Dizia Plinio que os Gregos começaram por delimitar, com um traço, o contorno da sombra humana projectada — e que esse foi o primeiro método da sua pintura. Seria, ou não — a verdade é que Lourdes Castro, que nunca leu o citado autor, faz exactamente o mesmo, nisso inventando.
As coisas são o que são, mas sombras também: suas próprias e iludidas ausências. Nas sombras que projectam vai, ao mesmo tempo, a sua verdade e a sua falsidade. Delineá-las com um traço sinuoso e hábil, como faz Lourdes Castro, significa marcar tal verdade e tal mentira, isto é a realidade dupla que a coisa encerra. E como a sombra não fica aprisionada (não se trata de jogo de silhuetas), a realidade mantém-se livre, como deve ser.

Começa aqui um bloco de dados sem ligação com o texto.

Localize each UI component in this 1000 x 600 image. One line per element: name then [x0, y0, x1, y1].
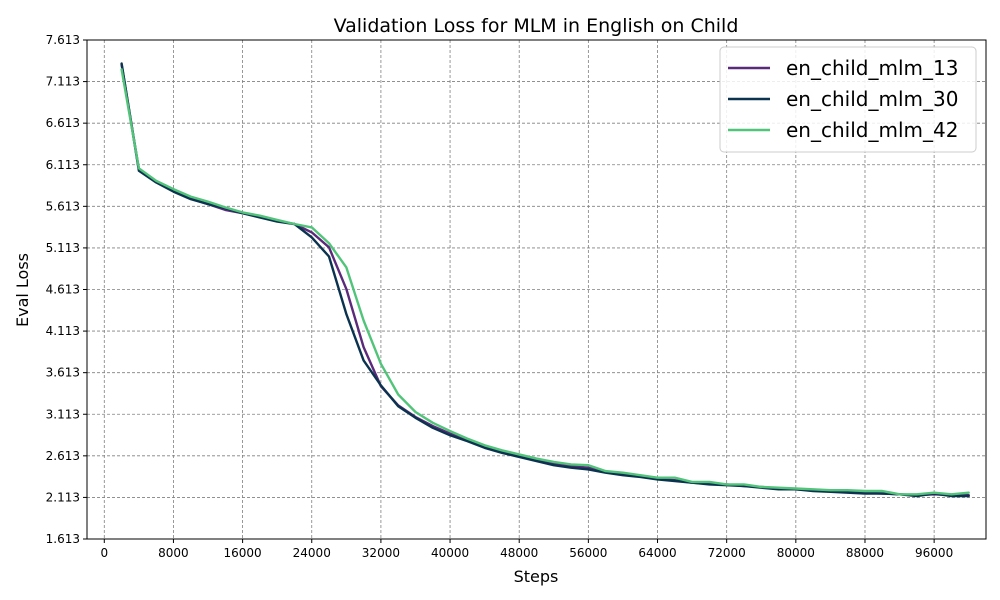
y-tick-label: 6.113 — [46, 158, 80, 172]
y-tick-label: 7.113 — [46, 75, 80, 89]
y-tick-label: 1.613 — [46, 532, 80, 546]
y-tick-label: 2.113 — [46, 490, 80, 504]
x-axis-ticks: 0 8000 16000 24000 32000 40000 48000 56000 64000… — [100, 539, 953, 560]
series-line-en_child_mlm_42 — [120, 68, 970, 496]
x-tick-label: 8000 — [158, 546, 189, 560]
legend-box — [719, 46, 977, 153]
series-line-en_child_mlm_30 — [120, 62, 970, 498]
x-tick-label: 32000 — [362, 546, 400, 560]
y-tick-label: 5.613 — [46, 199, 80, 213]
x-axis-title: Steps — [514, 567, 559, 586]
y-tick-label: 7.613 — [46, 33, 80, 47]
x-tick-label: 96000 — [915, 546, 953, 560]
x-tick-label: 0 — [100, 546, 108, 560]
x-tick-label: 40000 — [431, 546, 469, 560]
x-tick-label: 72000 — [708, 546, 746, 560]
y-axis-title: Eval Loss — [13, 253, 32, 327]
legend-label: en_child_mlm_30 — [786, 87, 958, 111]
y-tick-label: 3.613 — [46, 366, 80, 380]
y-tick-label: 3.113 — [46, 407, 80, 421]
x-tick-label: 48000 — [500, 546, 538, 560]
y-tick-label: 4.613 — [46, 283, 80, 297]
x-tick-label: 16000 — [224, 546, 262, 560]
y-tick-label: 4.113 — [46, 324, 80, 338]
legend: en_child_mlm_13 en_child_mlm_30 en_child_m… — [719, 46, 977, 153]
x-tick-label: 56000 — [569, 546, 607, 560]
y-tick-label: 2.613 — [46, 449, 80, 463]
x-tick-label: 24000 — [293, 546, 331, 560]
x-tick-label: 64000 — [638, 546, 676, 560]
y-axis-ticks: 1.613 2.113 2.613 3.113 3.613 4.113 4.613 5.113… — [46, 33, 87, 546]
legend-label: en_child_mlm_13 — [786, 56, 958, 80]
series-lines — [120, 62, 970, 498]
y-tick-label: 6.613 — [46, 116, 80, 130]
legend-label: en_child_mlm_42 — [786, 118, 958, 142]
y-tick-label: 5.113 — [46, 241, 80, 255]
x-tick-label: 88000 — [846, 546, 884, 560]
chart-title: Validation Loss for MLM in English on Ch… — [334, 15, 739, 37]
x-tick-label: 80000 — [777, 546, 815, 560]
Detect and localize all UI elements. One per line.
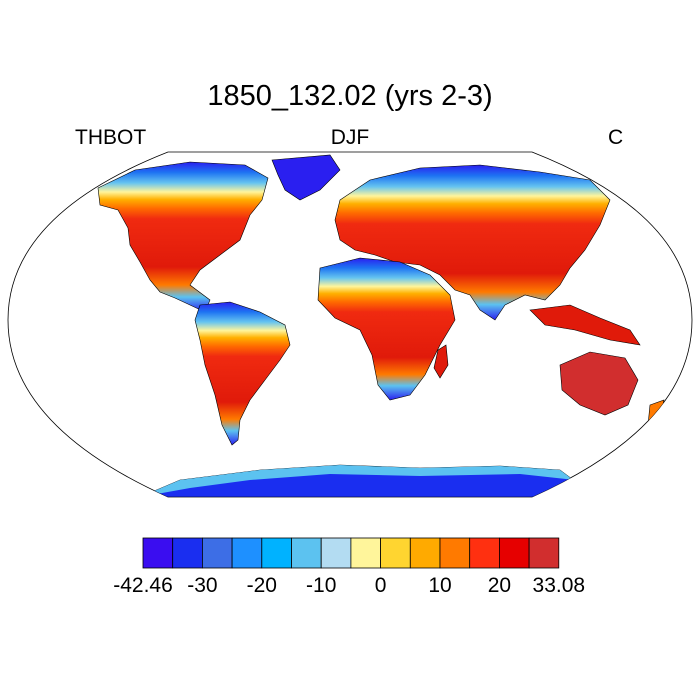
colorbar-swatch: [439, 537, 471, 569]
eurasia-landmass: [334, 164, 611, 321]
colorbar-tick-label: -10: [306, 574, 336, 597]
colorbar-swatch: [469, 537, 500, 569]
colorbar-tick-label: 20: [488, 574, 511, 597]
southeast-asia-islands: [529, 304, 641, 346]
colorbar-swatch: [201, 537, 233, 569]
colorbar-swatch: [231, 537, 263, 569]
colorbar-tick-label: 10: [428, 574, 451, 597]
south-america-landmass: [194, 301, 291, 446]
greenland-landmass: [271, 154, 341, 201]
units-label: C: [608, 126, 624, 149]
madagascar-landmass: [433, 344, 449, 379]
colorbar-swatch: [320, 537, 352, 569]
australia-landmass: [559, 351, 639, 416]
colorbar-swatch: [172, 537, 203, 569]
colorbar-swatch: [498, 537, 530, 569]
colorbar-swatch: [291, 537, 322, 569]
colorbar-swatch: [528, 537, 560, 569]
colorbar-tick-label: -42.46: [113, 574, 173, 597]
africa-landmass: [317, 257, 456, 401]
colorbar-swatch: [409, 537, 441, 569]
colorbar-tick-label: 0: [375, 574, 387, 597]
season-label: DJF: [330, 126, 370, 149]
north-america-landmass: [97, 161, 269, 313]
colorbar-swatch: [380, 537, 411, 569]
colorbar-swatch: [261, 537, 292, 569]
colorbar-tick-label: -30: [187, 574, 217, 597]
colorbar-swatch: [142, 537, 174, 569]
colorbar-tick-label: -20: [247, 574, 277, 597]
antarctica-coast-band: [140, 465, 580, 497]
colorbar-tick-label: 33.08: [533, 574, 586, 597]
map-title: 1850_132.02 (yrs 2-3): [207, 80, 493, 112]
colorbar-swatch: [350, 537, 381, 569]
variable-label: THBOT: [75, 126, 147, 149]
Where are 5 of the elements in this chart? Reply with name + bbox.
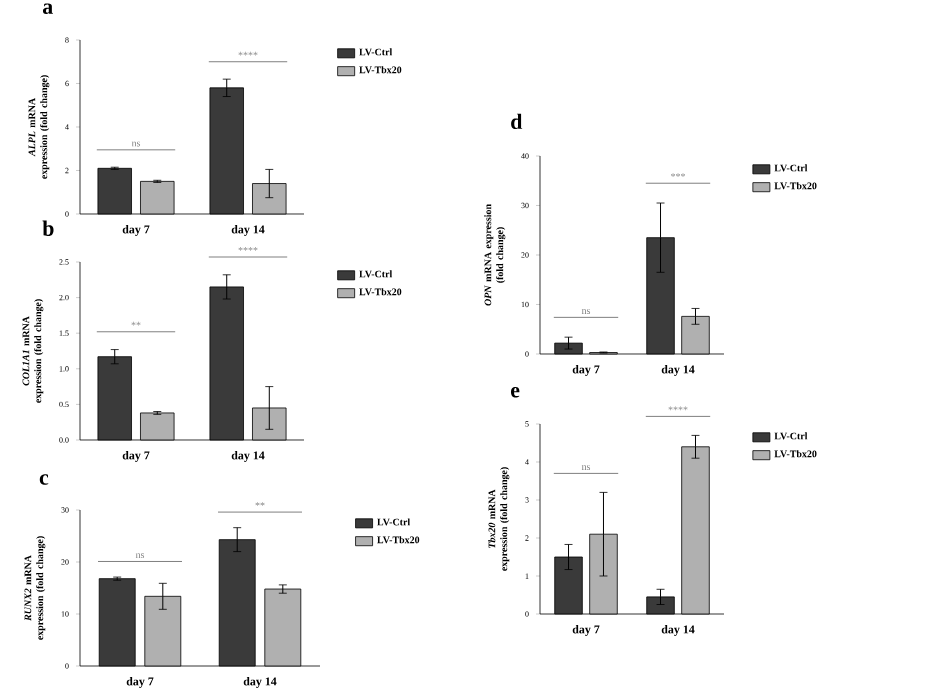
chart-title: c bbox=[39, 474, 49, 485]
chart-title: a bbox=[42, 3, 53, 15]
chart-title: e bbox=[511, 386, 520, 398]
chart-title: d bbox=[511, 113, 523, 130]
chart-title: b bbox=[42, 220, 54, 236]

O desenho dos contornos da sombra recorda o objecto e diz que ele já lá não está: é sua memória e sua negação. Entre uma e outra, Lourdes Castro fala de ausência propondo uma ligação extremamente inquietante. A ausência da coisa funciona fantomaticamente — e o seu registo é atitude irónica de não crer como se cresse. Ser gente a coisa desaparecida, acrescenta o poder sugestivo da operação e põe-na no plano em que ela tem de ser moralmente significante.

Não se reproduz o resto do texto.